VP hopeful Kamala Harris has a nickname, given to her by her stepchildren, that the public has latched onto: “Momala,” which, in addition to rhyming with her first name, is Yiddish for “little mama” (per Parents). Harris’ stern, displeased mother demeanor was the punchline in a Saturday Night Live parody last weekend of the first presidential debate; Maya Rudolph, portraying Harris, instructed her running mate and the president to behave themselves, before she offered them peanut butter and jelly sandwiches. In fact, Harris’ Momala routine has made her a force to be reckoned with in the Democratic primary debates; referring to herself as being disappointed by her current running mate’s record on race made her the clear winner of the evening (per The New Yorker).
So how will Harris’ maternal instincts play out this week, when she faces off against incumbent Mike Pence at the vice presidential debate? According to body language expert and psychologist Dr. Reneé Carr, who is also a political and corporate advisor, the California senator has a facial expression that every mother watching will recognize as a sign that, “It’s about to go down!” she told The List.
Body language expert breaks down Kamala Harris' "mom moves"
According to Carr, Harris has an instinctive tendency to go into what she calls her “oh no sister mode” when she’s gearing up to pounce on her opponent. This is a tendency that she tries to tone down. “If she catches herself doing that subconsciously, you’ll see her at the very next time probably amplifying the enunciation of her words to try to cover the, oh, I went back into my little ‘around the way girl’ mode for a second,” said Carr. Moms who are about to set things straight will see themselves in Harris’ facial expression, she added. “Also, when she gets frustrated, her nose flares, so you can tell that she’s getting irritated — which is another mom move. When I see her being emotional, she does stereotypical mom-based movements.”

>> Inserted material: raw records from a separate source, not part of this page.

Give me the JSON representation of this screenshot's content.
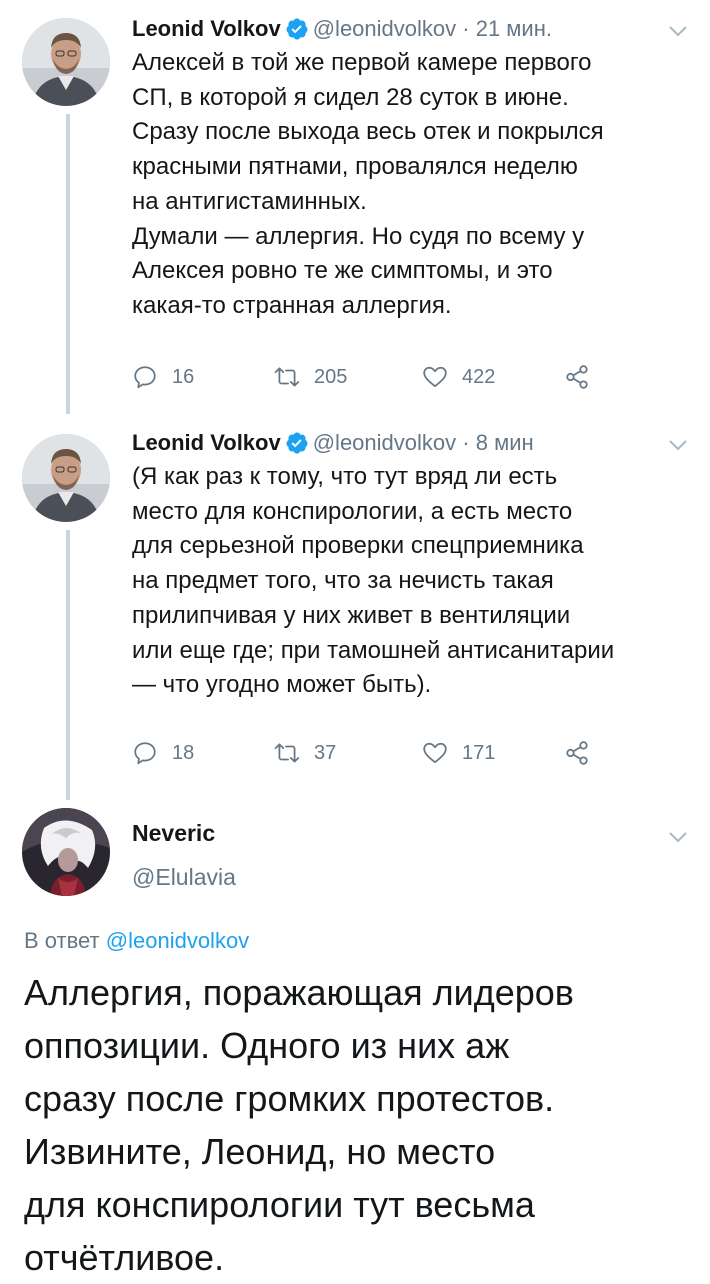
{
  "tweets": [
    {
      "name": "Leonid Volkov",
      "handle": "@leonidvolkov",
      "dot": "·",
      "time": "21 мин.",
      "text": "Алексей в той же первой камере первого\nСП, в которой я сидел 28 суток в июне.\nСразу после выхода весь отек и покрылся\nкрасными пятнами, провалялся неделю\nна антигистаминных.\nДумали — аллергия. Но судя по всему у\nАлексея ровно те же симптомы, и это\nкакая-то странная аллергия.",
      "replies": "16",
      "retweets": "205",
      "likes": "422"
    },
    {
      "name": "Leonid Volkov",
      "handle": "@leonidvolkov",
      "dot": "·",
      "time": "8 мин",
      "text": "(Я как раз к тому, что тут вряд ли есть\nместо для конспирологии, а есть место\nдля серьезной проверки спецприемника\nна предмет того, что за нечисть такая\nприлипчивая у них живет в вентиляции\nили еще где; при тамошней антисанитарии\n— что угодно может быть).",
      "replies": "18",
      "retweets": "37",
      "likes": "171"
    }
  ],
  "main_tweet": {
    "name": "Neveric",
    "handle": "@Elulavia",
    "reply_prefix": "В ответ",
    "reply_handle": "@leonidvolkov",
    "text": "Аллергия, поражающая лидеров\nоппозиции. Одного из них аж\nсразу после громких протестов.\nИзвините, Леонид, но место\nдля конспирологии тут весьма\nотчётливое."
  },
  "icons": {
    "reply": "reply-icon",
    "retweet": "retweet-icon",
    "like": "heart-icon",
    "share": "share-icon",
    "verified": "verified-badge-icon",
    "chevron": "chevron-down-icon"
  },
  "colors": {
    "text": "#14171a",
    "secondary": "#657786",
    "link": "#1da1f2",
    "thread_line": "#ccd6dd"
  }
}
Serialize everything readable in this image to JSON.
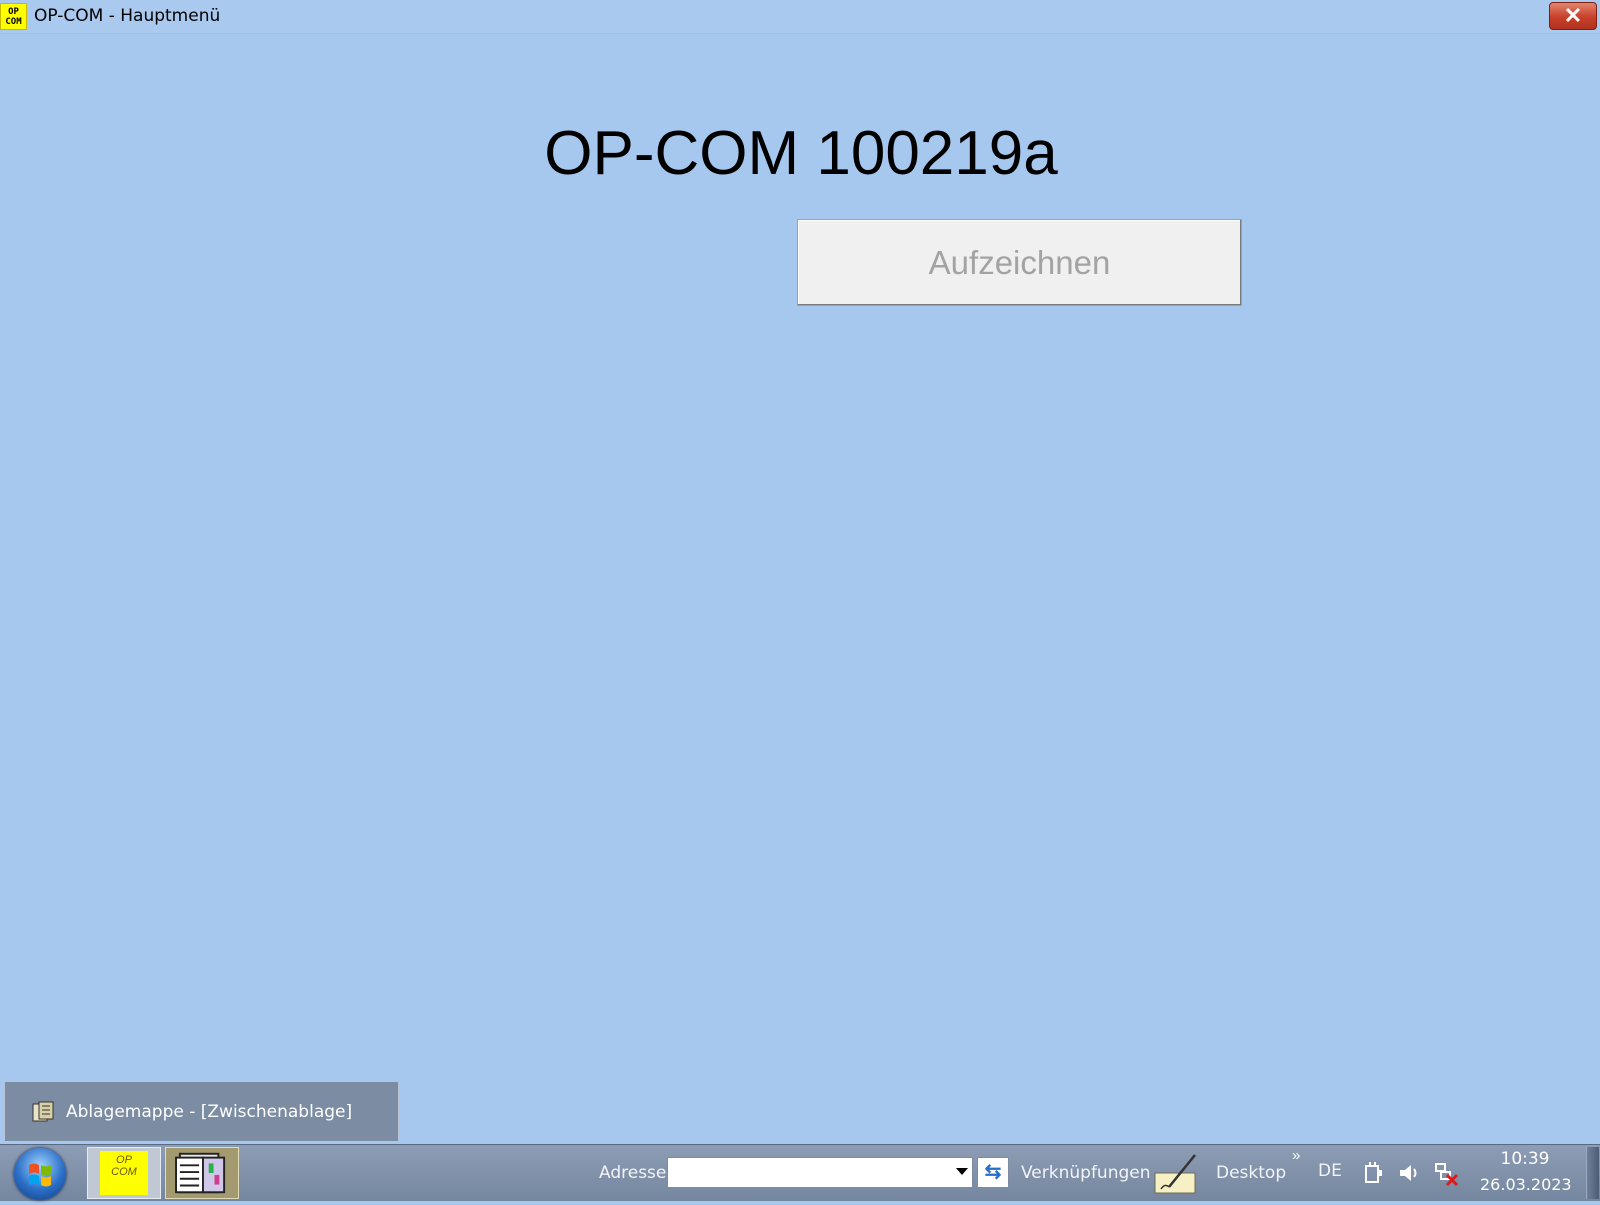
{
  "window": {
    "title": "OP-COM - Hauptmenü",
    "app_icon_text_top": "OP",
    "app_icon_text_bottom": "COM",
    "close_icon": "close-icon",
    "close_glyph": "✕"
  },
  "main": {
    "heading": "OP-COM 100219a",
    "record_button": "Aufzeichnen"
  },
  "clipboard_window": {
    "label": "Ablagemappe - [Zwischenablage]",
    "icon": "clipboard-book-icon"
  },
  "taskbar": {
    "start_icon": "windows-start-icon",
    "opcom_task_top": "OP",
    "opcom_task_bottom": "COM",
    "address_label": "Adresse",
    "address_value": "",
    "links_label": "Verknüpfungen",
    "desktop_label": "Desktop",
    "chevron": "»",
    "language": "DE",
    "time": "10:39",
    "date": "26.03.2023"
  },
  "colors": {
    "background": "#a7c8ee",
    "close_button": "#c7402a",
    "app_icon": "#ffff00",
    "taskbar": "#7f90a8"
  }
}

That being said, some viewers will be turned off by the toughness of Momala Kamala Harris. “Not every female wants to see a female who’s just so pro-femininity or so pro-female,” Carr pointed out. “Not every minority wants you to focus on just minority issues. So before, when she was opposing Joe Biden, she would say, ‘You got to go, Joe,’ and talking more of a rough language,” she explained. “And if she were to do that, that would not fare well for her.”
Why Kamala Harris' 'Momala' spells trouble for Mike Pence
While Harris has the ability and opportunity to portray confidence and aggressiveness, Pence — because of his boisterous running mate — is forced to take a more deferential role, which may not project the same degree of strength to debate watchers as Harris. The vice president can’t get away with being so forceful, particularly after Trump’s performance last week, Carr noted. “What I would expect from him is for him [is to use] demonstrative body language to show that he is giving way to his opponent. He may go like, ‘Sure. Kamala, what do you think?’ He’ll do this as a way to show that ‘I’m giving you the floor, I’m being respectful,'” Carr explained. “And he will probably use language — ‘if I could just say something here’ — so that he’s showing that ‘I’m going to say something, but I’m not being too aggressive,'” she added.